Гельмут схватил открытую майором бутылку и стал жадно глотать из горлышка жгучую жидкость.
Потом с силой поставил ее на стол и отер губы обшлагом мундира.
— Пусть, — крикнул он, — пусть приходят! Пусть приходят, и костер пожрет их вместе с тем, что мы здесь оставим!
— Костер? — спросил Вернер фон Шлиден.
— Да, «Костер»! — сказал Гельмут. — «Костер Нибелунгов».
11
Из речи рейхсминистра пропаганды Йозефа Геббельса, произнесенной им на митинге национал-социалистской партии в Берлине и опубликованной в газете «Кенигсбергерцайтунг»:
«Братья, друзья! Большевики, собрав свои силы, на отдельных участках сумели прорвать нашу стойкую оборону и кое-где вступили на священную землю фатерланда! Это не должно обескураживать нас. Каждый немец понимает, что война немыслима без временных неудач, которые рано или поздно ликвидируются сильнейшим. Сильнейшей стороной являемся мы — это бесспорно…
Чтобы оказать наиболее действенное сопротивление русским, фюрер призывает нас создать новую, еще невиданную ранее организацию для борьбы с противником на временно оккупированной им территории. Это будет «вервольф». Волк-оборотень, персонаж из милой нашему сердцу детской сказки, оживает, чтобы показать большевикам свои стальные зубы!
Отдадим свои сбережения и силы для создания тайных складов оружия и продовольствия. Волк-оборотень должен быть сытым, сильным и вооруженным до зубов!
Друзья! «Фольксштурм», «вервольф», новое оружие и фюрер — вот что спасет отечество!
Наша победа неизбежна!»
12
Веселье в квартире майора Вернера фон Шлидена стало убывать — гости притомились, да и выпито было немало. Хозяин уже прикидывал, как поудобнее ему разместить у себя на ночь Гельмута и белокурую Лизхен, как вдруг резко постучали во входную дверь.
Дитрих вопросительно посмотрел на Вернера.
Майор пожал плечами.
— Я никого не жду, — сказал он. — Пойду открою.
Вставая перед дверью так, чтобы оказаться за нею, когда дверь откроется, этой своей привычке, отработанной еще в специальной школе, Янус следовал всегда и всюду, майор фон Шлиден спросил:
— Кто там?
— Гестапо! — рявкнули из-за двери грубым голосом.
Вернер помедлил немного, улыбнулся и открыл дверь.

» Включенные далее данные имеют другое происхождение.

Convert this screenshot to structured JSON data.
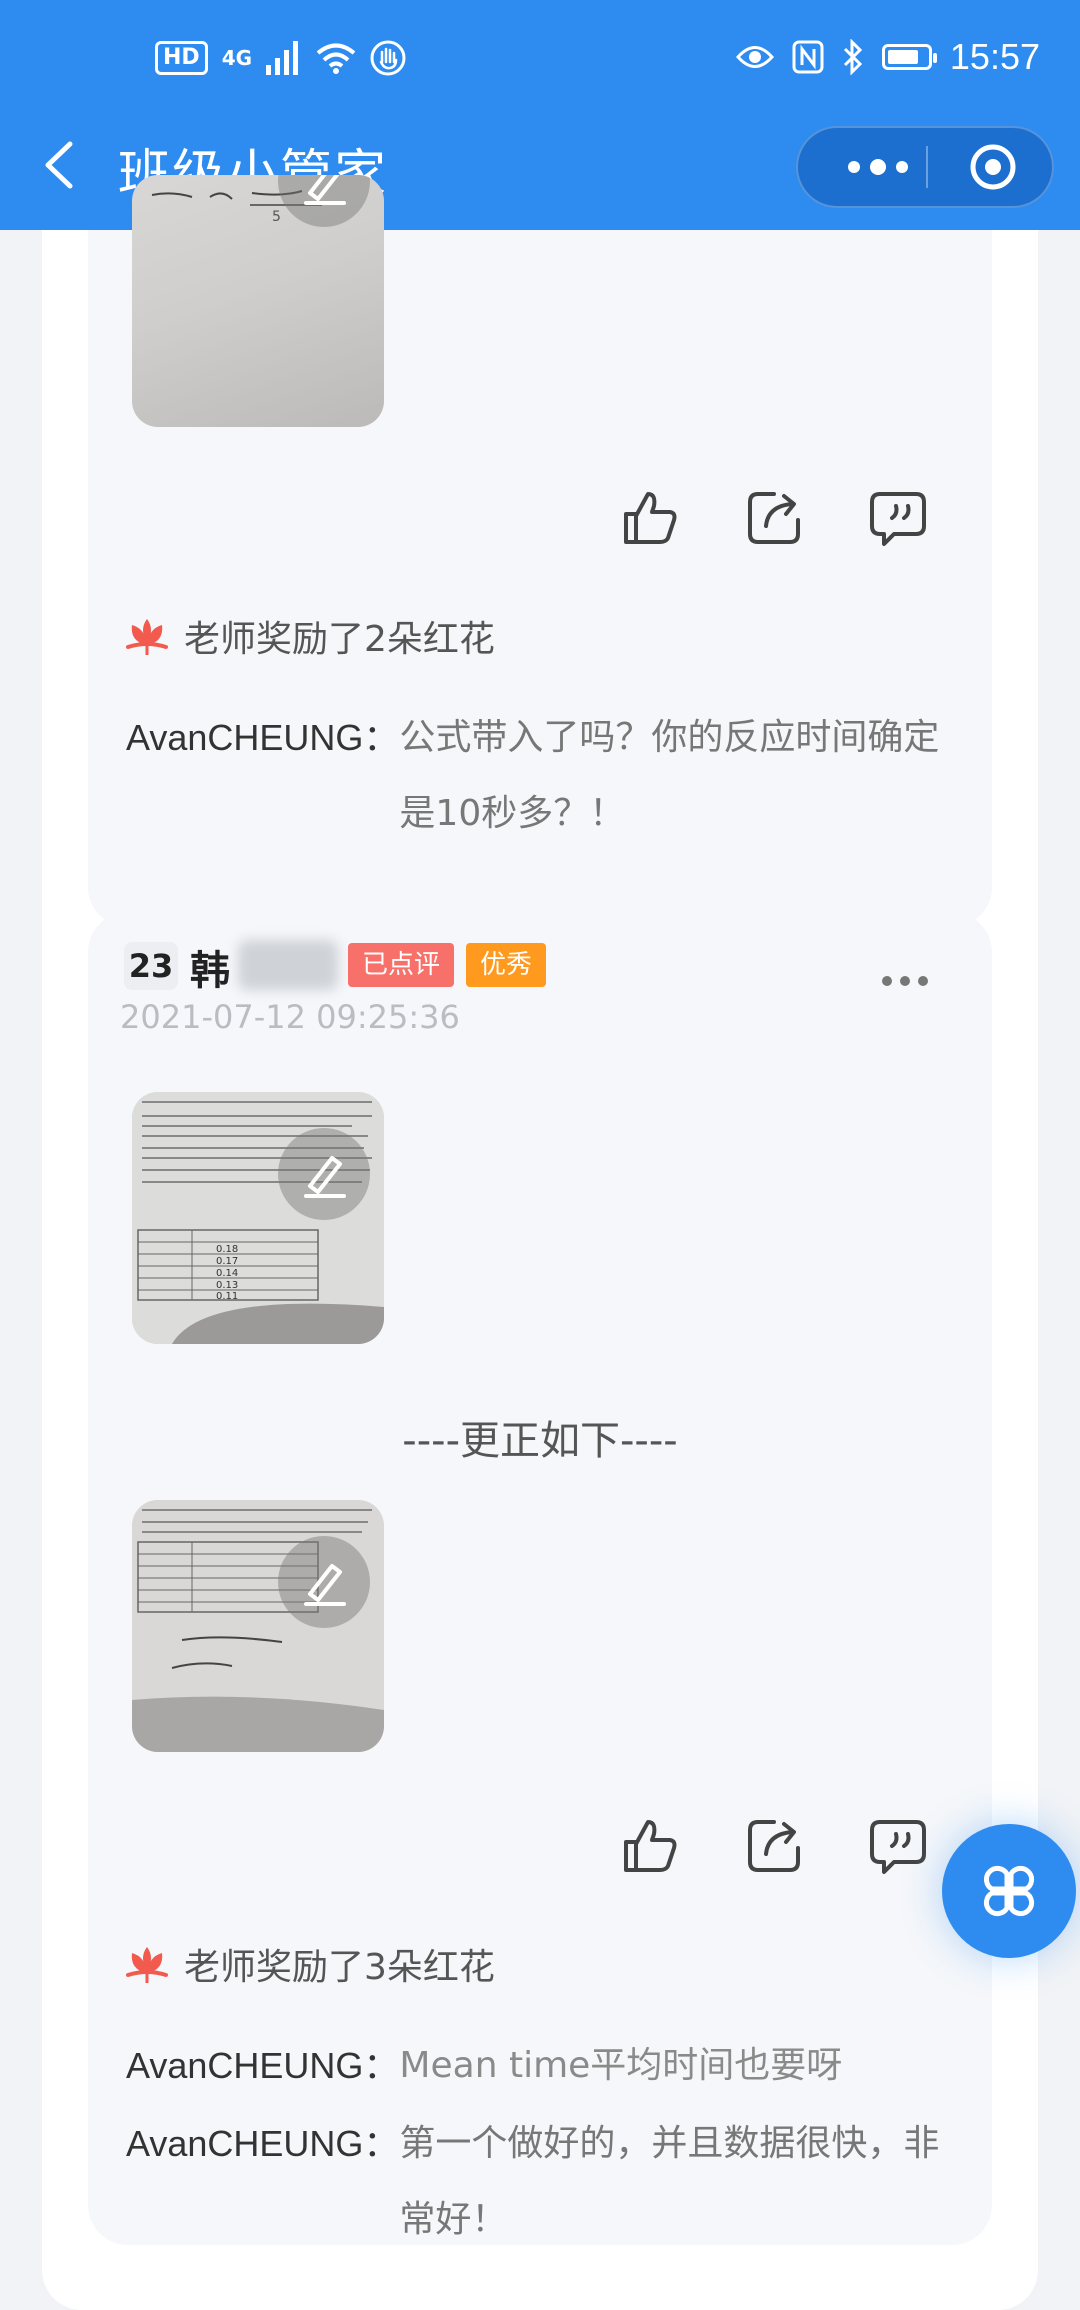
{
  "status_bar": {
    "hd_label": "HD",
    "network_label": "4G",
    "time": "15:57",
    "battery_level": 0.8
  },
  "nav": {
    "title": "班级小管家",
    "back_icon": "chevron-left-icon",
    "more_icon": "more-dots-icon",
    "close_icon": "target-icon"
  },
  "posts": [
    {
      "award_text": "老师奖励了2朵红花",
      "comments": [
        {
          "user": "AvanCHEUNG：",
          "text": "公式带入了吗？你的反应时间确定是10秒多？！"
        }
      ]
    },
    {
      "seat_number": "23",
      "student_name": "韩",
      "tag_reviewed": "已点评",
      "tag_excellent": "优秀",
      "timestamp": "2021-07-12 09:25:36",
      "correction_label": "----更正如下----",
      "award_text": "老师奖励了3朵红花",
      "comments": [
        {
          "user": "AvanCHEUNG：",
          "text": "Mean time平均时间也要呀"
        },
        {
          "user": "AvanCHEUNG：",
          "text": "第一个做好的，并且数据很快，非常好！"
        }
      ]
    }
  ],
  "icons": {
    "like": "thumbs-up-icon",
    "share": "share-icon",
    "comment": "quote-bubble-icon",
    "flower": "flower-icon",
    "fab": "grid-clover-icon",
    "edit": "pencil-icon"
  },
  "colors": {
    "brand_blue": "#2e8cf0",
    "badge_red": "#f7706a",
    "badge_orange": "#ff9a1f",
    "flower_red": "#f25a4e"
  }
}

За нею стоял ухмыляющийся Вильгельм Хорст. Он держал под руку ту самую блондинку, которую еще осенью Вернер видел у Хорста в приемной.
— Испугались, герр майор? — спросил оберштурмбанфюрер. — Право, вас стоит арестовать за то, что вы отмечаете присвоение вам майорского звания, а нас с Элен не позвали в гости.